UBS: Long Bonds Will Sell Off Today Whether the Fed Is Strongly Dovish or Hawkish

Surprise scenarios are bad for long-dated sovereigns.

Views Of The Federal Reserve Ahead Of Federal Open Market Committee Announcement

Big day at the Fed.

Photographer: Andrew Harrer/Bloomberg

Traders will tell you that nothing's worse than making the right call but not being able to make any money off of it.

So as the "will they or won't they" debate stretches into the 11th hour, it's a good time to examine how Wall Street expects the market to react to an array of potential Federal Reserve outcomes.

A team of strategists at UBS, led by the co-head of foreign exchange and rates strategy, Themos Fiotakis, identify four general scenarios that could transpire at 2:00 p.m. Eastern Time:

1. Unchanged/dovish: No hike/no change in Fed's communication (most dovish result).

2. Unchanged/hawkish: No hike but a change of language signalling imminent hikes.

3. Hike/dovish: A hike and a dovish communication (hard balance to strike).

4. Hike/hawkish: A hike and a signal of more hikes ahead (most hawkish result).

The market is relatively prepared for situations two and three, UBS's team writes, so these would have a limited effect on price action over the medium term. But the relative surprise scenarios, one and four, would both have a similarly negative impact on longer-dated U.S. Treasuries and send yields higher.

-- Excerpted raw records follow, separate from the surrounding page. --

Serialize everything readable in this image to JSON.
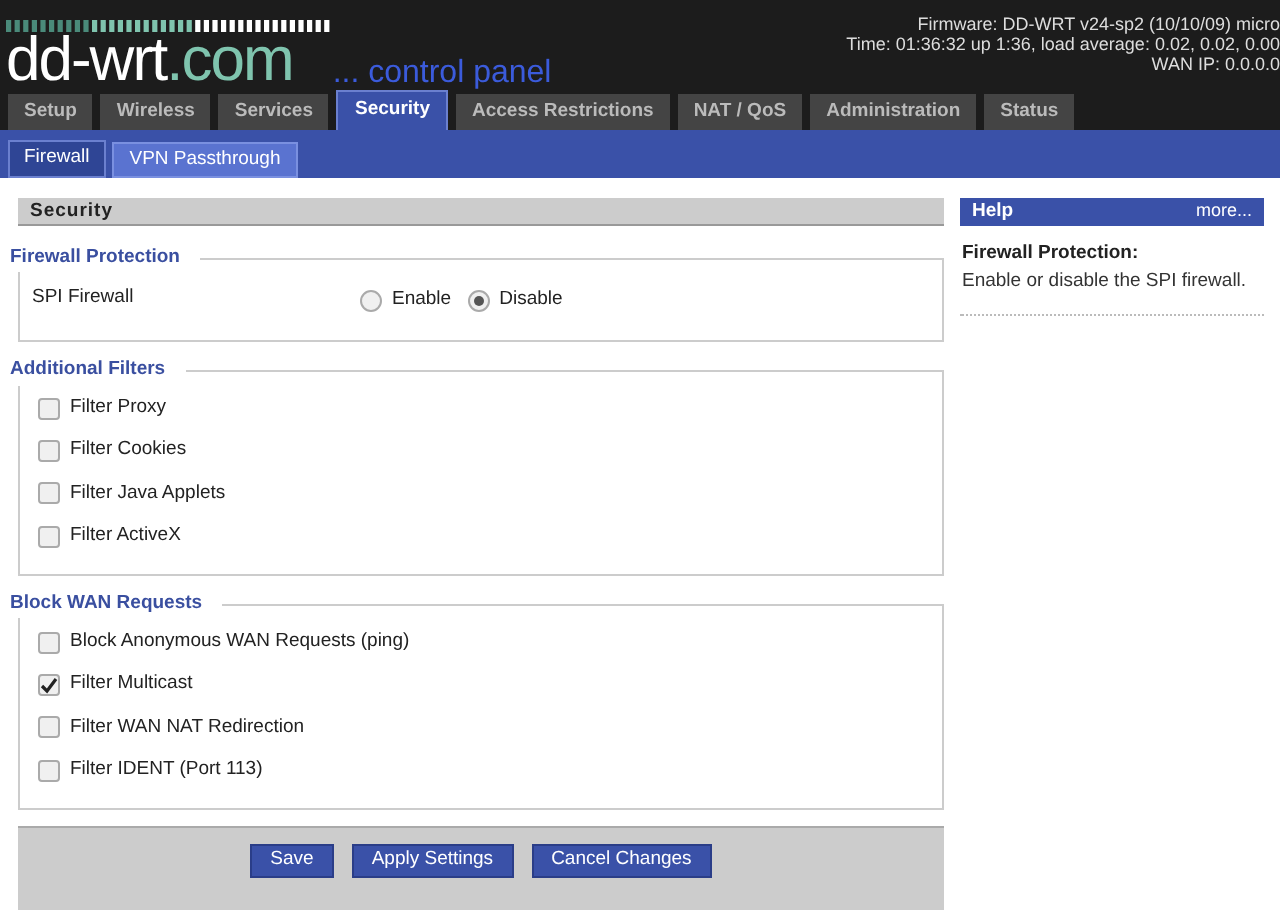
{
  "header": {
    "logo_main": "dd-wrt",
    "logo_suffix": ".com",
    "tagline": "... control panel",
    "info": [
      "Firmware: DD-WRT v24-sp2 (10/10/09) micro",
      "Time: 01:36:32 up 1:36, load average: 0.02, 0.02, 0.00",
      "WAN IP: 0.0.0.0"
    ]
  },
  "tabs": [
    {
      "label": "Setup",
      "selected": false
    },
    {
      "label": "Wireless",
      "selected": false
    },
    {
      "label": "Services",
      "selected": false
    },
    {
      "label": "Security",
      "selected": true
    },
    {
      "label": "Access Restrictions",
      "selected": false
    },
    {
      "label": "NAT / QoS",
      "selected": false
    },
    {
      "label": "Administration",
      "selected": false
    },
    {
      "label": "Status",
      "selected": false
    }
  ],
  "subtabs": [
    {
      "label": "Firewall",
      "selected": true
    },
    {
      "label": "VPN Passthrough",
      "selected": false
    }
  ],
  "section_title": "Security",
  "groups": [
    {
      "legend": "Firewall Protection",
      "kind": "radio",
      "label": "SPI Firewall",
      "options": [
        {
          "label": "Enable",
          "selected": false
        },
        {
          "label": "Disable",
          "selected": true
        }
      ]
    },
    {
      "legend": "Additional Filters",
      "kind": "checkboxes",
      "items": [
        {
          "label": "Filter Proxy",
          "checked": false
        },
        {
          "label": "Filter Cookies",
          "checked": false
        },
        {
          "label": "Filter Java Applets",
          "checked": false
        },
        {
          "label": "Filter ActiveX",
          "checked": false
        }
      ]
    },
    {
      "legend": "Block WAN Requests",
      "kind": "checkboxes",
      "items": [
        {
          "label": "Block Anonymous WAN Requests (ping)",
          "checked": false
        },
        {
          "label": "Filter Multicast",
          "checked": true
        },
        {
          "label": "Filter WAN NAT Redirection",
          "checked": false
        },
        {
          "label": "Filter IDENT (Port 113)",
          "checked": false
        }
      ]
    }
  ],
  "buttons": [
    "Save",
    "Apply Settings",
    "Cancel Changes"
  ],
  "help": {
    "title": "Help",
    "more": "more...",
    "heading": "Firewall Protection:",
    "text": "Enable or disable the SPI firewall."
  }
}
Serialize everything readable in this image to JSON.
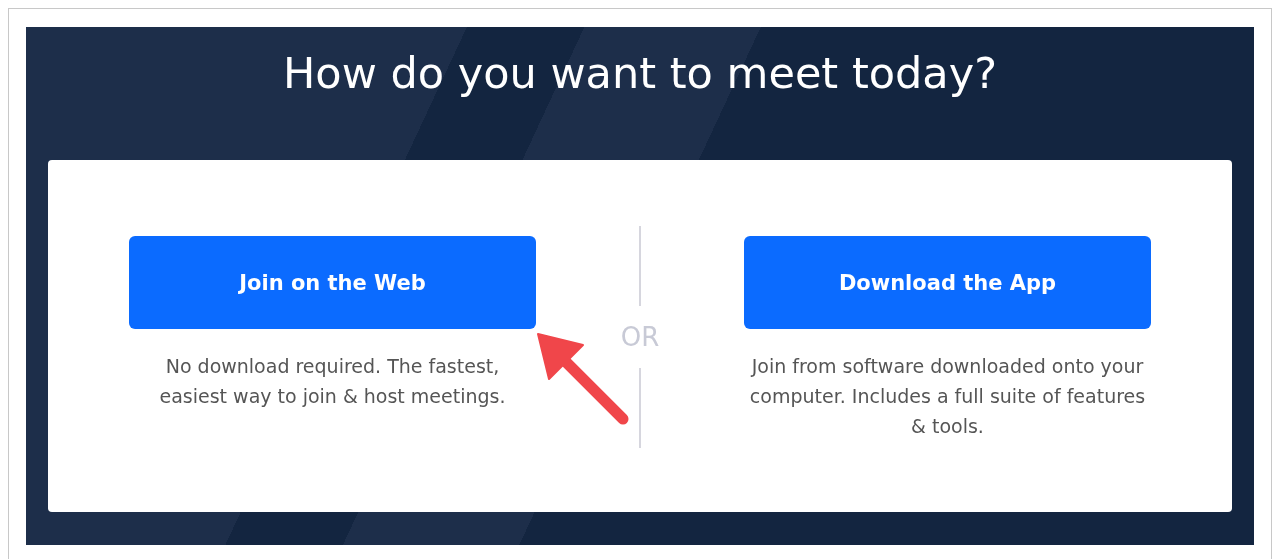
{
  "title": "How do you want to meet today?",
  "options": [
    {
      "label": "Join on the Web",
      "description": "No download required. The fastest, easiest way to join & host meetings."
    },
    {
      "label": "Download the App",
      "description": "Join from software downloaded onto your computer. Includes a full suite of features & tools."
    }
  ],
  "separator": "OR"
}
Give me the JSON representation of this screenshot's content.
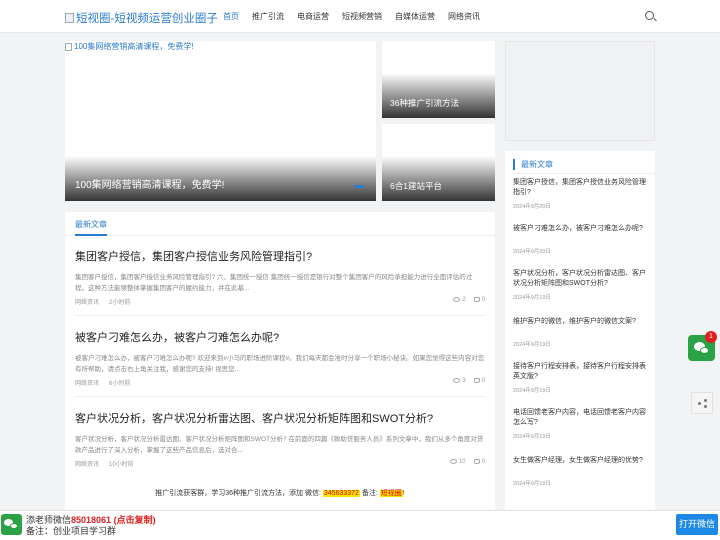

For the most dovish outcome, it's about the message sent regarding the evolution of monetary policy. Not hiking while saying that liftoff wasn't around the corner, or using the dot plot to send the message that a 2015 hike would be an unlikely event, would indicate that the Fed has no plans to snuff out the American expansion soon. This would be supportive of growth and inflation expectations, according to UBS.

"After some initial volatility, the curve would likely steepen, not just via lower front-end rates but also via higher 10-year yields," the strategists write. "In fact, the longer the Fed waits, the more likely a sell-off in long bonds of up to 50 basis points."

At the other end of the spectrum, Fiotakis and his team believe that an unexpected hike with the promise of more to come would cause investors to demand a higher rate of compensation for holding sovereign debt at the long end of the curve.

"Initially, the surprise would likely cause long-end rates to jump higher, as heightened policy and macroeconomic uncertainty commands a higher term premium," write the strategists, comparing this hawkish surprise with the taper tantrum of 2013.

An early hike would perhaps also bring forward the timing of the unwinding of the Federal Reserve's balance sheet, which is chock full of long-dated Treasuries—another potential negative for these assets.

But over the medium term, hikes coming swift and soon would help longer-dated Treasuries catch a bid for the same reason that pushing back the timetable for liftoff would do the reverse—and perhaps prompt investors to start pricing in a reversal of these moves.

"It may even be the case that such an outcome creates risks of even lower inflation rates one year down the line," writes the UBS team. "This could (in the extreme) trigger market expectations of cuts in 2017."